TheSword
Legend
Not going to engage with ridiculousness. If you are equating pulling a curtain down on someone’s head and flying to the moon, you’re not looking to understand but ridicule.By this logic a commoner is also just as capable as a spellcaster, since you're only metric appears to be "can they replicate some version of overlapping impact of a spell with enough time and effort." With enough time and effort, real nonmagical people have put men on the moon..all it takes is a few short centuries of aggregated scientific progress.
What it really boils down to is there are 78 pages (just in the phb alone) of specific narrative shortcuts, designed and incorporated in the existing action resolution mechanics requiring zero additional DM bandwidth for a player to select and use.
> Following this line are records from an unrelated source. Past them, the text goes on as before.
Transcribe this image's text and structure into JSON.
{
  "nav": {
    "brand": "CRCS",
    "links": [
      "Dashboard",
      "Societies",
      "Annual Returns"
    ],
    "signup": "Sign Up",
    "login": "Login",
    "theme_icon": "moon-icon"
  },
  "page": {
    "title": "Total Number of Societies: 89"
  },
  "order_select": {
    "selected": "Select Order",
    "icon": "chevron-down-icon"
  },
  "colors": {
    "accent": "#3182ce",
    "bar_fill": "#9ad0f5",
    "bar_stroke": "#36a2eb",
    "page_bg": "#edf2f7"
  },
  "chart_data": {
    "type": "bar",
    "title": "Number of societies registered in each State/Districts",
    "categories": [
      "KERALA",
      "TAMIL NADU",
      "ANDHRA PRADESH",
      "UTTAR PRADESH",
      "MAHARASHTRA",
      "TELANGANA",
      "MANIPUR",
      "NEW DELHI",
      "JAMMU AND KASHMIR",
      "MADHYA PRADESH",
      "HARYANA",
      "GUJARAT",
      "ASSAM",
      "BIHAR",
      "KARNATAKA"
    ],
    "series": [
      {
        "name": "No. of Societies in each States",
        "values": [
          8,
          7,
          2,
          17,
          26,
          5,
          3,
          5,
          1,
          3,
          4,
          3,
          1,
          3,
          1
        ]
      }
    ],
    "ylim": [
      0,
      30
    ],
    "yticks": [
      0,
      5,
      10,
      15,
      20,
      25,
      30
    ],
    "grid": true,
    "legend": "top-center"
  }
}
Also, thank you for again clarifying that you believe it is the martial player's lack of creativity and nonspecific DM intransigence that is the root cause for this feeling of imbalance here.. not that for one set of PCs, the designers have specified options for what a player may do and how they should expect for that action to be adjudicated and for the other set, the designers have said "yeah, you can grapple..and you can shove...and..et cetera I guess..your DM can figure it out".
Because here's the thing, by your metric for the bar that the designers needed to clear to provide adequate mechanical support, the entire spell section is unnecessary, you could just have the caster's players roll a contested check, have them describe a spell, and let the DM make it work.
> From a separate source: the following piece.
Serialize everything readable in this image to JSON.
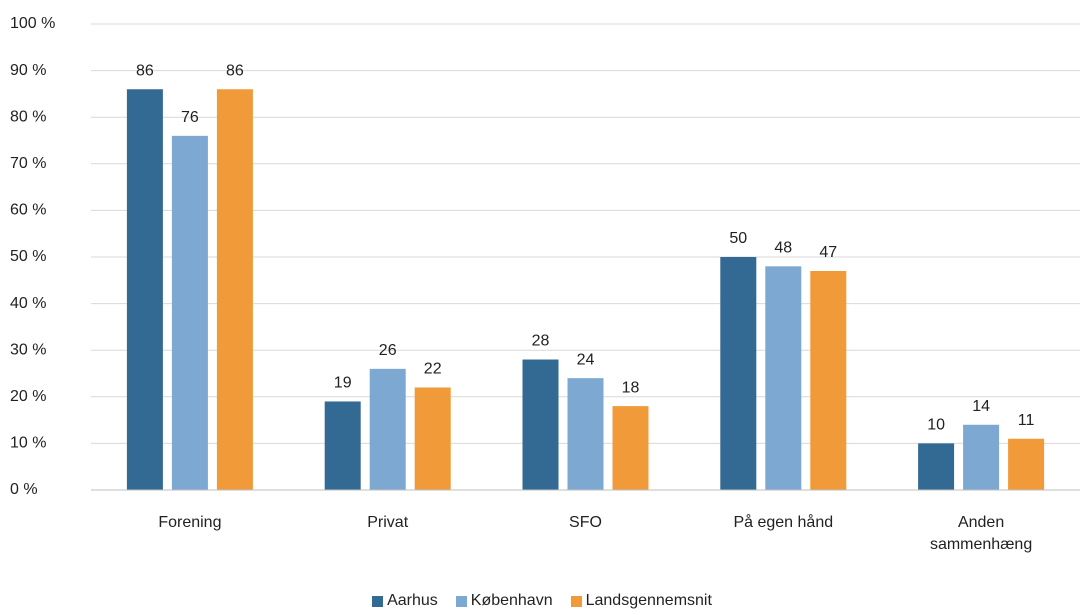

Spells have always been very specifically described. When you are altering the laws of physics it helps to be very precise. That’s why spells only do precisely what they say they do. It’s also the reason why there the 76 pages that you get so hung up. You don’t have to read them you know.
There are about a dozen actions a fighter can take in combat. The designers sensibly didn’t try to do what pathfinder did and game out every single possible action because they have GMs. Then they expressly encouraged GMs to use skill contests to adjudicate these.